2010-08-27 01:34:04 [ndbd] INFO     -- Node 2 killed this node because GCP stop was detected
2010-08-27 01:34:04 [ndbd] INFO     -- NDBCNTR (Line: 274) 0x00000008
2010-08-27 01:34:04 [ndbd] INFO     -- Error handler restarting system
2010-08-27 01:34:04 [ndbd] INFO     -- Error handler shutdown completed - exiting
2010-08-27 01:34:06 [ndbd] ALERT    -- Node 2: Forced node shutdown completed. Caused by error 2303: 'System error, node killed during node restart by other node(Internal error, programming error or missing error message, please report a bug). Temporary error, restart node'.
2010-08-27 01:34:06 [ndbd] INFO     -- Ndb has terminated (pid 31247) restarting
2010-08-27 01:35:06 [ndbd] INFO     -- Unable to alloc node id
2010-08-27 01:35:06 [ndbd] INFO     -- Error : Could not alloc node id at 192.168.10.100 port 1186: Id 2 already allocated by another node.

About 30 minutes ago, the same behavior has repeated.

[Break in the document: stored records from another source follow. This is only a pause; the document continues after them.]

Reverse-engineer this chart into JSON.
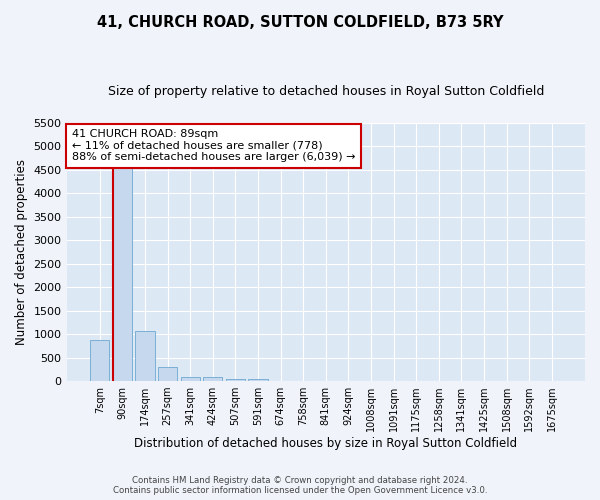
{
  "title": "41, CHURCH ROAD, SUTTON COLDFIELD, B73 5RY",
  "subtitle": "Size of property relative to detached houses in Royal Sutton Coldfield",
  "xlabel": "Distribution of detached houses by size in Royal Sutton Coldfield",
  "ylabel": "Number of detached properties",
  "footer_line1": "Contains HM Land Registry data © Crown copyright and database right 2024.",
  "footer_line2": "Contains public sector information licensed under the Open Government Licence v3.0.",
  "bar_labels": [
    "7sqm",
    "90sqm",
    "174sqm",
    "257sqm",
    "341sqm",
    "424sqm",
    "507sqm",
    "591sqm",
    "674sqm",
    "758sqm",
    "841sqm",
    "924sqm",
    "1008sqm",
    "1091sqm",
    "1175sqm",
    "1258sqm",
    "1341sqm",
    "1425sqm",
    "1508sqm",
    "1592sqm",
    "1675sqm"
  ],
  "bar_values": [
    880,
    4550,
    1060,
    290,
    90,
    80,
    50,
    50,
    0,
    0,
    0,
    0,
    0,
    0,
    0,
    0,
    0,
    0,
    0,
    0,
    0
  ],
  "bar_color": "#c5d8ed",
  "bar_edge_color": "#7aafd4",
  "highlight_line_color": "#cc0000",
  "annotation_text": "41 CHURCH ROAD: 89sqm\n← 11% of detached houses are smaller (778)\n88% of semi-detached houses are larger (6,039) →",
  "annotation_box_color": "#ffffff",
  "annotation_box_edge_color": "#cc0000",
  "annotation_fontsize": 8.0,
  "ylim": [
    0,
    5500
  ],
  "yticks": [
    0,
    500,
    1000,
    1500,
    2000,
    2500,
    3000,
    3500,
    4000,
    4500,
    5000,
    5500
  ],
  "title_fontsize": 10.5,
  "subtitle_fontsize": 9,
  "xlabel_fontsize": 8.5,
  "ylabel_fontsize": 8.5,
  "xtick_fontsize": 7,
  "ytick_fontsize": 8,
  "bg_color": "#f0f4fa",
  "plot_bg_color": "#dde8f5"
}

A node died because he has missed some hearbeats, segfaults because he can't allocate his node id and the other nodes have died through other node failures.

This all seems to happen, when a cronjob runs, which deletes a lot of entries (> 100k) in our cluster?! Is this normal?

A ndb_error_reporter report is attached under the following url:
http://85.25.144.101/files/ndb_error_report_20101013071945.tar.bz2

Cheers
Martin P.

unfortunately, 6 years too late, no logs available any more.. this does sound familiar (and solved) but without logs I can't confirm :( nor reproduce. setting as "can't reproduce" as I don't expect any feedback after 6 years.